Thank you again for your help.


Hi miykael,

Thanks for posting and explaining so well your question.

Sorry for reviving this thread, but I’d like to contribute in this discussion. It’s actually surprising that the topic is not so clear in our community.

Although less sensitive, obtaining first-level contrasts to be later taken to the second-level (your approach 1) is the easiest and the recommended way for SPM, at least in the case of a within-subjects design. This approach partitions the GLM error into separate components, which does not offer concerns about non-sphericity and controls false-positive results (when compared to pooled error).

Regarding repeated-measures design, one can then create 1st-level ANOVA contrasts for each run and average them in ImCalc (for SPM users). The one takes the averages to the 2nd-level contrast, which can be the mean across subjects.

For references, please refer to:

  • Henson R.N. (2015) Analysis of Variance (ANOVA). In: Arthur W. Toga, editor. Brain Mapping: An Encyclopedic Reference, vol. 1, pp. 477-481.
  • McFarquhar M. (2019). Modeling Group-Level Repeated Measurements of Neuroimaging Data Using the Univariate General Linear Model. Frontiers in Neuroscience, vol. 13.

Thanks to Guillaume Flandin for helping me to clarify this topic.

1 Like

Hi @miykael ,

I am a bit late to the game, but was wondering whether you were able to resolve how to model the group X treatment 2nd-level interaction in SPM via nipype?

For context, I have a 2 x 7 repeated-measures design. Factor A is a simple between-subject/group factor (liberals/conservatives) and Factor B are within-subject/exp. conditions (7 different trial categories).
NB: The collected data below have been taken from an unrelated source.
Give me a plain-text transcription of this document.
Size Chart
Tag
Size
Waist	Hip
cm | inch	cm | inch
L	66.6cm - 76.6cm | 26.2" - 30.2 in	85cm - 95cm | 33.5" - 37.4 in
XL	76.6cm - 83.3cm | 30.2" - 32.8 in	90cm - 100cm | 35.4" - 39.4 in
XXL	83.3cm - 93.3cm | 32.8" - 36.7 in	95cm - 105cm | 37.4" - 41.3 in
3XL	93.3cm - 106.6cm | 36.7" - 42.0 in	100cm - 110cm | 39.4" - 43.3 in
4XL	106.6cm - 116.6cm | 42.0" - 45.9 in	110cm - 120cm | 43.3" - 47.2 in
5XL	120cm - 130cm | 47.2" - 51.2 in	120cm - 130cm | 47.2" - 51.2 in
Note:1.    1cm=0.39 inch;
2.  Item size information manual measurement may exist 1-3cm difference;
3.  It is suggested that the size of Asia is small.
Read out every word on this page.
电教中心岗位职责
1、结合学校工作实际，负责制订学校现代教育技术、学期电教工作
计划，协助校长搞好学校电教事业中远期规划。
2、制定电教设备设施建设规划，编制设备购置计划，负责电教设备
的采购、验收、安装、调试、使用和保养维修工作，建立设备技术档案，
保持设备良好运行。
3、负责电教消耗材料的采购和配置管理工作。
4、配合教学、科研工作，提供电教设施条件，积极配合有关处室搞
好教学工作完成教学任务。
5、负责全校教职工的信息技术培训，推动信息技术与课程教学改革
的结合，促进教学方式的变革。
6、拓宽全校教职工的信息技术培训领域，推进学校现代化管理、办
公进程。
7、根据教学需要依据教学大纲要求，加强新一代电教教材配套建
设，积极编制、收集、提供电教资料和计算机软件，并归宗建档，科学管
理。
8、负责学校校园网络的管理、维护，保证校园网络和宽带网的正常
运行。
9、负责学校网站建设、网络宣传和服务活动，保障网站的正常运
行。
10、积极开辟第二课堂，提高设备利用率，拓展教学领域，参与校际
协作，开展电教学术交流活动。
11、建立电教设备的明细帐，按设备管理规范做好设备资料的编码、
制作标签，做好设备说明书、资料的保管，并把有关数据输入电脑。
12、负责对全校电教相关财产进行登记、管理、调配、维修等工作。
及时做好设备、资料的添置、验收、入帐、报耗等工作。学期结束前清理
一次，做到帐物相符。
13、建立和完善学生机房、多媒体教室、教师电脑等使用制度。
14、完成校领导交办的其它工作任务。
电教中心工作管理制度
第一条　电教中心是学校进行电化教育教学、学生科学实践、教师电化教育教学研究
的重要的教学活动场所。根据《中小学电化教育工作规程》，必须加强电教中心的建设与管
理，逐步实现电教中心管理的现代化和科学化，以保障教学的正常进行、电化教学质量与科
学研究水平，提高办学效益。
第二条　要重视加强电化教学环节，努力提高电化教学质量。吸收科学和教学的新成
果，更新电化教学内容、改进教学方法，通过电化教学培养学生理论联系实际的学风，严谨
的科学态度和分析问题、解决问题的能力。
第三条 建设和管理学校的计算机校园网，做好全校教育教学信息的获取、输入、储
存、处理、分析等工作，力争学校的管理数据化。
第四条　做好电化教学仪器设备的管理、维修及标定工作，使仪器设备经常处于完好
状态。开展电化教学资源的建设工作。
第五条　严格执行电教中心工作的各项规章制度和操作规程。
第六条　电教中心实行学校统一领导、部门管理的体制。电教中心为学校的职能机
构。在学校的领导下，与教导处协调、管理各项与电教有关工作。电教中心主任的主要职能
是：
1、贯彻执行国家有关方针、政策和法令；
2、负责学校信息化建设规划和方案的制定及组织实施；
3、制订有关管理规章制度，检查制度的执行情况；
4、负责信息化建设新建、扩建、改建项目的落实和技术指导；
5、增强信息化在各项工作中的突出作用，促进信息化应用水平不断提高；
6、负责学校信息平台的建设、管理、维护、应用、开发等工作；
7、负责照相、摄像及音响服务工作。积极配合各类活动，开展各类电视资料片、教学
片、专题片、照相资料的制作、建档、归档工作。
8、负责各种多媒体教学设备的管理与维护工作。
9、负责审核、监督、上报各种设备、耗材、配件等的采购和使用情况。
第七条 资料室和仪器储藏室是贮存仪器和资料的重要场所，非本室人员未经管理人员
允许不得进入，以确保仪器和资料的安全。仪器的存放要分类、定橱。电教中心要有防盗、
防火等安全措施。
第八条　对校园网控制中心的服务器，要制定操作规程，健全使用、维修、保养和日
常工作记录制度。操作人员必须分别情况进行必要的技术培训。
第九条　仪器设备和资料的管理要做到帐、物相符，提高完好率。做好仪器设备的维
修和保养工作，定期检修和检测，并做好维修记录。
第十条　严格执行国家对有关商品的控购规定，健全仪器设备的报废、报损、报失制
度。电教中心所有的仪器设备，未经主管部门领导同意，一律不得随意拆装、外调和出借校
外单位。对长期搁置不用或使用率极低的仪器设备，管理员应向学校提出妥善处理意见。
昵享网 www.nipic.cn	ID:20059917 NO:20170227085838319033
On the 1st level, I have already conducted T-contrasts for every exp. condition vs. control, so I end up with 7 con_images per subject, for a total of 420 con_images (60 subjects total, 30 per group). I would now like to run a 2-LV analysis that captures the interaction between group X condition. I assume that the FactorialDesign is the appropriate class here, followed by EstimateModel and EstimateContrast.

My main questions are:

  1. how do I define the desired interaction contrast
  2. what would a potential nipype pipeline for this workflow look like?

Many thanks in advance!